When Claris bought StyleWare, they told us the plan was for us to do something for the Mac that was like AppleWorks GS for the Apple IIGS. All we had to do was finish AWGS, and we would then start that work.
It did not work out that way.
AppleWorks GS shipped in October, 1988. It was not a commercial success. First, it was still buggy and slow. Second, the sales of the Apple IIGS itself were disappointing. And third, Claris needed engineering help on other teams.
After AWGS shipped, we were assigned to various teams in the company. I was assigned to work on FileMaker, which had been purchased by Claris a while earlier. They had an existing engineering team, and I joined them for a while.

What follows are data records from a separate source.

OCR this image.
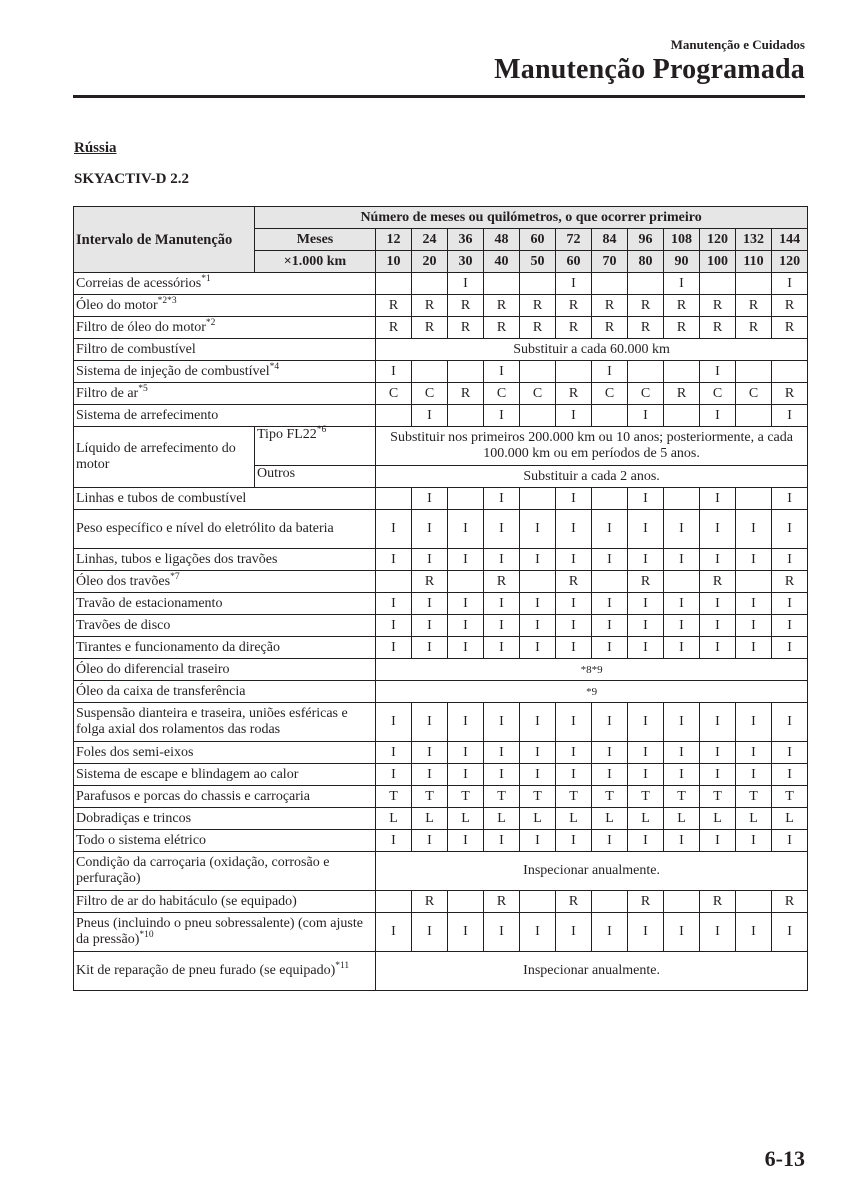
Manutenção e Cuidados
Manutenção Programada
Rússia
SKYACTIV-D 2.2
Intervalo de Manutenção	Número de meses ou quilómetros, o que ocorrer primeiro												
	Meses	12	24	36	48	60	72	84	96	108	120	132	144
	×1.000 km	10	20	30	40	50	60	70	80	90	100	110	120
Correias de acessórios$^{*1}$				I			I			I			I
Óleo do motor$^{*2*3}$		R	R	R	R	R	R	R	R	R	R	R	R
Filtro de óleo do motor$^{*2}$		R	R	R	R	R	R	R	R	R	R	R	R
Filtro de combustível		Substituir a cada 60.000 km											
Sistema de injeção de combustível$^{*4}$		I			I			I			I		
Filtro de $ar^{*5}$		C	C	R	C	C	R	C	C	R	C	C	R
Sistema de arrefecimento			I		I		I		I		I		I
Líquido de arrefecimento do motor	Tipo FL22$^{*6}$	Substituir nos primeiros 200.000 km ou 10 anos; posteriormente, a cada 100.000 km ou em períodos de 5 anos.											
	Outros	Substituir a cada 2 anos.											
Linhas e tubos de combustível			I		I		I		I		I		I
Peso específico e nível do eletrólito da bateria		I	I	I	I	I	I	I	I	I	I	I	I
Linhas, tubos e ligações dos travões		I	I	I	I	I	I	I	I	I	I	I	I
Óleo dos travões$^{*7}$			R		R		R		R		R		R
Travão de estacionamento		I	I	I	I	I	I	I	I	I	I	I	I
Travões de disco		I	I	I	I	I	I	I	I	I	I	I	I
Tirantes e funcionamento da direção		I	I	I	I	I	I	I	I	I	I	I	I
Óleo do diferencial traseiro		*8*9											
Óleo da caixa de transferência		*9											
Suspensão dianteira e traseira, uniões esféricas e folga axial dos rolamentos das rodas		I	I	I	I	I	I	I	I	I	I	I	I
Foles dos semi-eixos		I	I	I	I	I	I	I	I	I	I	I	I
Sistema de escape e blindagem ao calor		I	I	I	I	I	I	I	I	I	I	I	I
Parafusos e porcas do chassis e carroçaria		T	T	T	T	T	T	T	T	T	T	T	T
Dobradiças e trincos		L	L	L	L	L	L	L	L	L	L	L	L
Todo o sistema elétrico		I	I	I	I	I	I	I	I	I	I	I	I
Condição da carroçaria (oxidação, corrosão e perfuração)		Inspecionar anualmente.											
Filtro de ar do habitáculo (se equipado)			R		R		R		R		R		R
Pneus (incluindo o pneu sobressalente) (com ajuste da pressão)$^{*10}$		I	I	I	I	I	I	I	I	I	I	I	I
Kit de reparação de pneu furado (se equipado)$^{*11}$		Inspecionar anualmente.											
6-13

Others on the team were assigned to other projects within Claris, such as MacWrite, and MacDraw. Two of those engineers were not at all happy about this, and they decided to head out on their own. Their story is captured well in this writeup: History of ClarisWorks, so I won’t recap the story here.
Soon after they left, Claris decided to do one last push for AppleWorks GS. The goals was to fix bugs and performance, add one or two glaring missing features, update it to the new much more stable version of GS/OS, and to not ship anymore versions.

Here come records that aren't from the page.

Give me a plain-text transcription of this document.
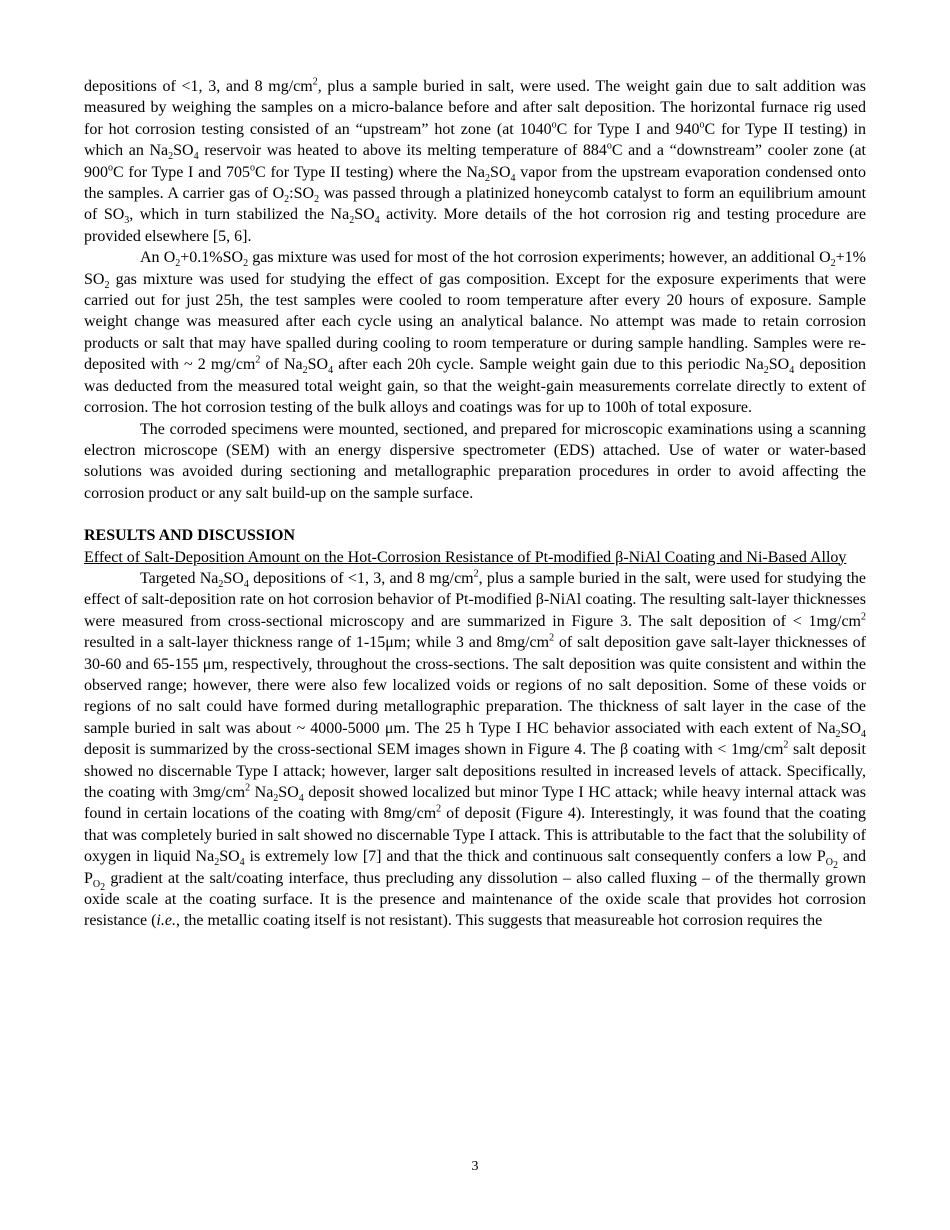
depositions of <1, 3, and 8 $mg/cm^2$, plus a sample buried in salt, were used. The weight gain due to salt addition was measured by weighing the samples on a micro-balance before and after salt deposition. The horizontal furnace rig used for hot corrosion testing consisted of an “upstream” hot zone (at 1040$^o$C for Type I and 940$^o$C for Type II testing) in which an $Na_2SO_4$ reservoir was heated to above its melting temperature of 884$^o$C and a “downstream” cooler zone (at 900$^o$C for Type I and 705$^o$C for Type II testing) where the $Na_2SO_4$ vapor from the upstream evaporation condensed onto the samples. A carrier gas of $O_2:SO_2$ was passed through a platinized honeycomb catalyst to form an equilibrium amount of $SO_3$, which in turn stabilized the $Na_2SO_4$ activity. More details of the hot corrosion rig and testing procedure are provided elsewhere [5, 6].

An $O_2+0.1\%SO_2$ gas mixture was used for most of the hot corrosion experiments; however, an additional $O_2+1\%$ $SO_2$ gas mixture was used for studying the effect of gas composition. Except for the exposure experiments that were carried out for just 25h, the test samples were cooled to room temperature after every 20 hours of exposure. Sample weight change was measured after each cycle using an analytical balance. No attempt was made to retain corrosion products or salt that may have spalled during cooling to room temperature or during sample handling. Samples were re-deposited with ~ 2 $mg/cm^2$ of $Na_2SO_4$ after each 20h cycle. Sample weight gain due to this periodic $Na_2SO_4$ deposition was deducted from the measured total weight gain, so that the weight-gain measurements correlate directly to extent of corrosion. The hot corrosion testing of the bulk alloys and coatings was for up to 100h of total exposure.

The corroded specimens were mounted, sectioned, and prepared for microscopic examinations using a scanning electron microscope (SEM) with an energy dispersive spectrometer (EDS) attached. Use of water or water-based solutions was avoided during sectioning and metallographic preparation procedures in order to avoid affecting the corrosion product or any salt build-up on the sample surface.

RESULTS AND DISCUSSION

Effect of Salt-Deposition Amount on the Hot-Corrosion Resistance of Pt-modified β-NiAl Coating and Ni-Based Alloy

Targeted $Na_2SO_4$ depositions of <1, 3, and 8 $mg/cm^2$, plus a sample buried in the salt, were used for studying the effect of salt-deposition rate on hot corrosion behavior of Pt-modified β-NiAl coating. The resulting salt-layer thicknesses were measured from cross-sectional microscopy and are summarized in Figure 3. The salt deposition of < $1mg/cm^2$ resulted in a salt-layer thickness range of 1-15μm; while 3 and $8mg/cm^2$ of salt deposition gave salt-layer thicknesses of 30-60 and 65-155 μm, respectively, throughout the cross-sections. The salt deposition was quite consistent and within the observed range; however, there were also few localized voids or regions of no salt deposition. Some of these voids or regions of no salt could have formed during metallographic preparation. The thickness of salt layer in the case of the sample buried in salt was about ~ 4000-5000 μm. The 25 h Type I HC behavior associated with each extent of $Na_2SO_4$ deposit is summarized by the cross-sectional SEM images shown in Figure 4. The β coating with < $1mg/cm^2$ salt deposit showed no discernable Type I attack; however, larger salt depositions resulted in increased levels of attack. Specifically, the coating with $3mg/cm^2$ $Na_2SO_4$ deposit showed localized but minor Type I HC attack; while heavy internal attack was found in certain locations of the coating with $8mg/cm^2$ of deposit (Figure 4). Interestingly, it was found that the coating that was completely buried in salt showed no discernable Type I attack. This is attributable to the fact that the solubility of oxygen in liquid $Na_2SO_4$ is extremely low [7] and that the thick and continuous salt consequently confers a low $P_{O_2}$ and $P_{O_2}$ gradient at the salt/coating interface, thus precluding any dissolution – also called fluxing – of the thermally grown oxide scale at the coating surface. It is the presence and maintenance of the oxide scale that provides hot corrosion resistance (i.e., the metallic coating itself is not resistant). This suggests that measureable hot corrosion requires the

3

I was not terribly happy with having to work on the Apple IIGS again, but I really had no choice. Right about this time, one of the ClarisWorks guys approached me, just like he had approached me at Rice about working at StyleWare.
“We would really like you to work with us at Spartacus,” he said, over lunch at Dela Cruz Deli, in Sunnyvale.
“I am interested. Can you pay me?”
“We don’t have any cash. We are working without salary. My wife is making some money, so the rent on the house is mostly being paid. We hope to have a nice payout, and you would be part of that.”
“Do you have a Mac for me to use? I don’t own one.”
“No, you’d have to provide one.”
I gathered my thoughts.
“I was not one of the principal developers at StyleWare. While I got some payout for our royalties, I had to buy a car with that money. I am making less take home pay in California working for Claris than I was making in Houston working for StyleWare. I have student loans to deal with.
“I just can’t work without pay, even if I moved into the house with y’all. I’m going to have to pass.”
He was disappointed, but he understood. His partner also talked to me, but basically just asked me to confirm what I had already said.
There was no way I could have done it. It was at least 12 months before Claris officially bought ClarisWorks from Spartacus. I am happy for the guys who founded it; they did well. Quite well.
They also invited me to work on ClarisWorks after the sale, but they decided to have the team in the Portland, Oregon area, and I was not interested in living there, and by the time they asked, I was working on cool stuff on FileMaker.
I did not receive a big payout, but I am very happy with the rest of my career at Claris.